Diversity policy in higher education is a task that touches on two areas: excellence and equity. Equity as a value in itself also accommodates excellence, because excellent academia needs the most talented and capable students and staff - completely independent of social or national origin, of gender or physical limitation.
 
This requires awareness of differences and open discussion of their implications - both of discrimination and privilege. We are about raising awareness and sensitivity to diversity and removing structural barriers through action - from unconscious assumptions about people to stairwells without elevators.
 
Diversity policy is a cross-sectional task. We always consider and address diversity, equal opportunities, and inclusion in strategic considerations in all areas and in the University's mission statement.

Prof. Dr. Karin Amos
Vice President for Students, Academic Affairs

Diversity, lived diversity, is a factor in creativity, because it brings together different perspectives, experiences of the world and approaches; in relation to teaching and learning, this tends to be productive and necessary ‘irritations’ that in turn are really important aspects of the educational experience: expanding horizons, transformative experiences.

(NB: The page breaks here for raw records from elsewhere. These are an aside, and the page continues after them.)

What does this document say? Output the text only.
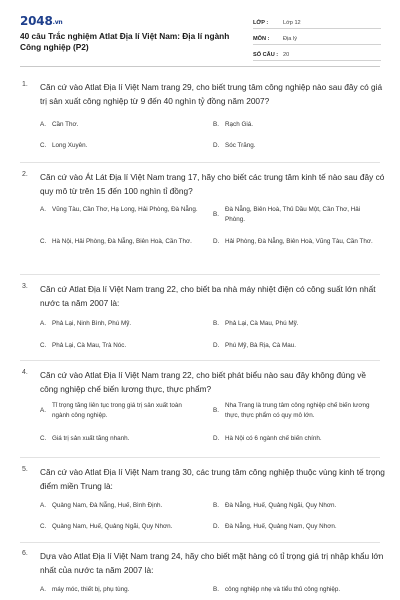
2048.vn
40 câu Trắc nghiệm Atlat Địa lí Việt Nam: Địa lí ngành Công nghiệp (P2)
LỚP :	Lớp 12
MÔN :	Địa lý
SỐ CÂU : 20
1. Căn cứ vào Atlat Địa lí Việt Nam trang 29, cho biết trung tâm công nghiệp nào sau đây có giá trị sản xuất công nghiệp từ 9 đến 40 nghìn tỷ đồng năm 2007?
A. Cần Thơ.	B. Rạch Giá.
C. Long Xuyên.	D. Sóc Trăng.
2. Căn cứ vào Át Lát Địa lí Việt Nam trang 17, hãy cho biết các trung tâm kinh tế nào sau đây có quy mô từ trên 15 đến 100 nghìn tỉ đồng?
A. Vũng Tàu, Cần Thơ, Hạ Long, Hải Phòng, Đà Nẵng.
B.
Đà Nẵng, Biên Hoà, Thủ Dầu Một, Cần Thơ, Hải Phòng.
C. Hà Nội, Hải Phòng, Đà Nẵng, Biên Hoà, Cần Thơ.	D. Hải Phòng, Đà Nẵng, Biên Hoà, Vũng Tàu, Cần Thơ.
3. Căn cứ Atlat Địa lí Việt Nam trang 22, cho biết ba nhà máy nhiệt điện có công suất lớn nhất nước ta năm 2007 là:
A. Phả Lại, Ninh Bình, Phú Mỹ.	B. Phả Lại, Cà Mau, Phú Mỹ.
C. Phả Lại, Cà Mau, Trà Nóc.	D. Phú Mỹ, Bà Rịa, Cà Mau.
4. Căn cứ vào Atlat Địa lí Việt Nam trang 22, cho biết phát biểu nào sau đây không đúng về công nghiệp chế biến lương thực, thực phẩm?
A.
Tỉ trọng tăng liên tục trong giá trị sản xuất toàn ngành công nghiệp.
B.
Nha Trang là trung tâm công nghiệp chế biến lương thực, thực phẩm có quy mô lớn.
C. Giá trị sản xuất tăng nhanh.	D. Hà Nội có 6 ngành chế biến chính.
5. Căn cứ vào Atlat Địa lí Việt Nam trang 30, các trung tâm công nghiệp thuộc vùng kinh tế trọng điểm miền Trung là:
A. Quảng Nam, Đà Nẵng, Huế, Bình Định.	B. Đà Nẵng, Huế, Quảng Ngãi, Quy Nhơn.
C. Quảng Nam, Huế, Quảng Ngãi, Quy Nhơn.	D. Đà Nẵng, Huế, Quảng Nam, Quy Nhơn.
6. Dựa vào Atlat Địa lí Việt Nam trang 24, hãy cho biết mặt hàng có tỉ trọng giá trị nhập khẩu lớn nhất của nước ta năm 2007 là:
A. máy móc, thiết bị, phụ tùng.	B. công nghiệp nhẹ và tiểu thủ công nghiệp.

Prof. Dr. Ingrid Hotz-Davies
Director of the Center for Gender and Diversity Research

The university is a place of research and teaching and as such a place of intensive communication. It lives on the diversity and variety of voices that meet there: without this diversity there can be no living university. It is in the university’s own interest to ensure that the diversity of society has equal access to the university and can realize its full potential at and in it.

Lukas Häberle
Student member of the steering group for the first auditing phase

A sensitivity for diversity is important, as the university has to be a safe space in which everyone can realize their potential without fear, marginalization or disadvantage. Only if we jointly accept and support individual identities and personalities can our society profit from the many-faceted resources and potential that people offer.